Depending on if, where, when round off errors occur, sum and vsSum may not be the same.

While you most likely won't code that way, a vector summation effectively performs in that manner (reductions occur across the width of the vector using a stride of the vector width).

Also, a similar effect occurs with OpenMP. Should you change the number of threads, then number of, and sizes of the partial sums vary, and thus should round off errors exist, they may occur at different places.

try adding option

/fp:precise or /fp:strict

Other options:

/Qprec improve floating-point precision (speed impact less than /Op)

/Qprec-sqrt[-]
determine if certain square root optimizations are enabled

/[no]fltconsistency
specify that improved floating-point consistency should be used

/Qprec-div[-]
improve precision of FP divides (some speed impact)

/Qfast-transcendentals[-]
generate a faster version of the transcendental functions

One of the first test (experiments) to do, is

Use /Qx<code> on the newer compiler wher <code> is instruction set (SSE2, SSE3, ..., AVX, ...) that is (was) supported by the older compiler.

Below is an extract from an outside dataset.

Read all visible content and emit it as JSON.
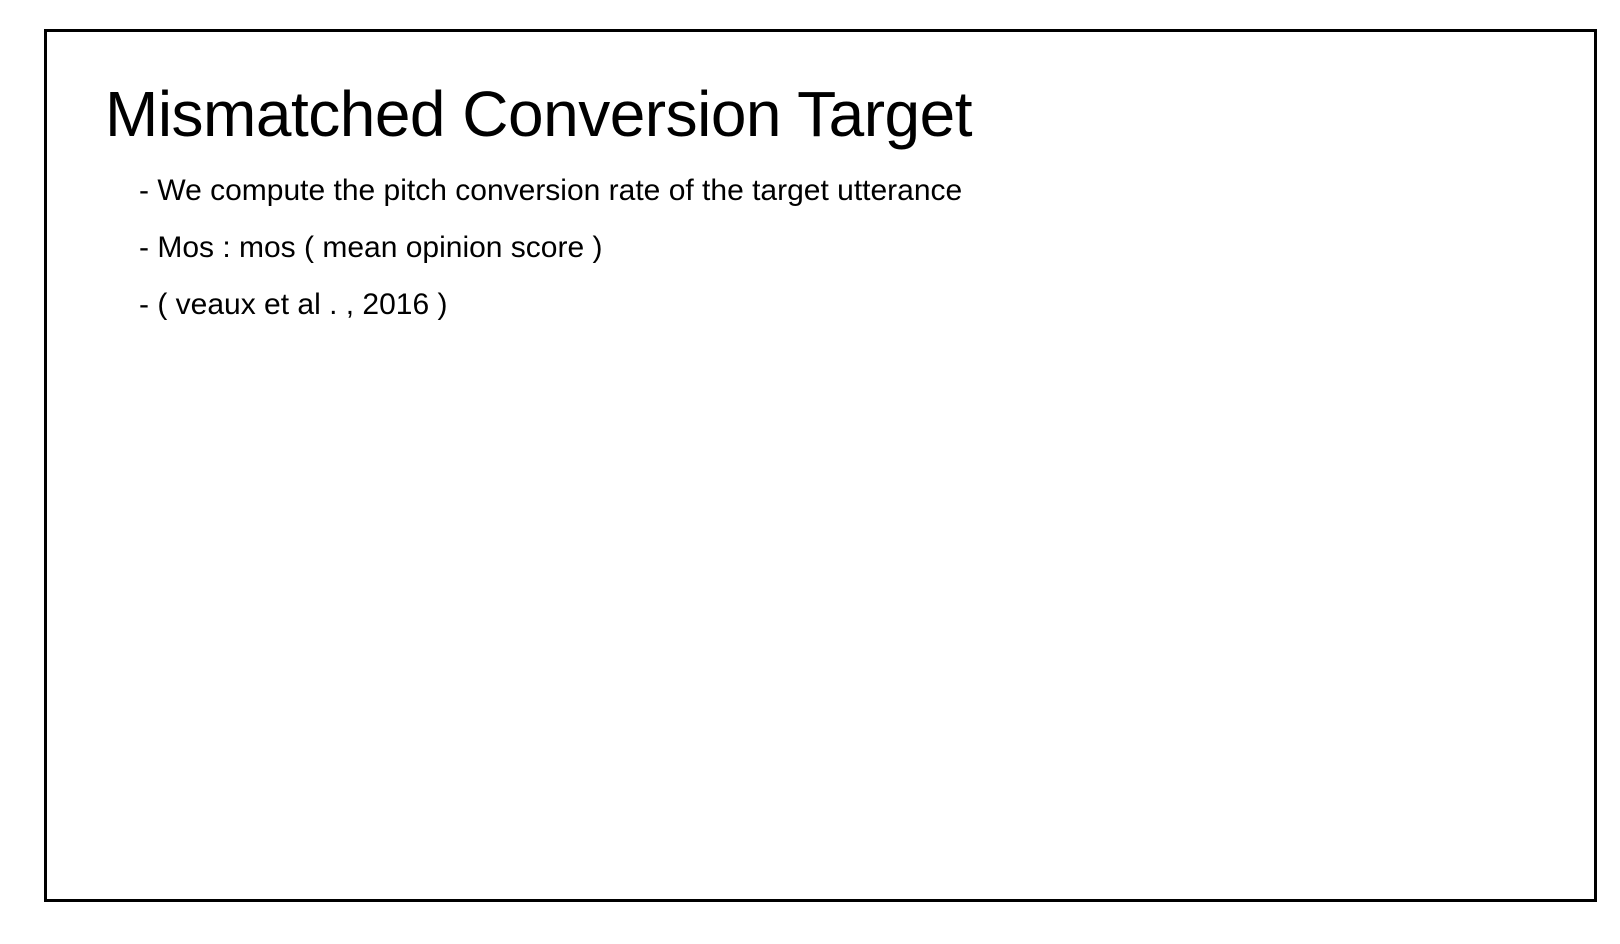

Compile in debug build, with OpenMP stubs (or disabled, or set number of threads to 1).

Build using both compilers such that you can reasonably assure same instruction sets are used, (and same floating point methods). Then compare results.

Note, very old "gold" test results data files may have been generated using the FPU as opposed to the SIMD instruction sets. The internal precision of the FPU instruction set is higher than that of the SIMD instruction set. 80-bit vs 32-bit or 64-bit as the case may be.

Should you obtain the same or acceptable results, then gradually experiment with increasing the capabilities of each compiler version. Noting where changes occur.

Note, you can set different optimizations on different source files. Often the case can be that only one or two source files are found to be problematic.

Jim Dempsey

gib · ‎03-30-2021

Wasn't chaos theory kicked off by Edward Lorenz, when he found his climate model results were exquisitely sensitive to initial conditions? https://en.wikipedia.org/wiki/Chaos_theory

It doesn't come as a surprise that your model could be very sensitive to small variations in the results of some computations.

jimdempseyatthecove · ‎03-31-2021

>>Wasn't chaos theory kicked off by Edward Lorenz, when he found his climate model results were exquisitely sensitive to initial conditions?

aka The Butterfly Effect

A second cause for this behavior is caused by poorly written convergence routines where any small difference in round off error causes a significant number of different iterations of your convergence routine. In some cases this is noticed by failure to converge.

Also, be mindful that should the (large?) discrepancy be due to round off errors (as opposed to precision differences correctable using options), then this should bring in to doubt of the accuracy of your assumed correct results files.

Jim Dempsey

Jin-yongKim · ‎03-31-2021

Hello, Gib.

Thank you for your kind reply.

As you said, if the initial conditions change, the results of the experiment could change. I'll check the floating point calculation first.

But thank you again for reminding me of the good contents.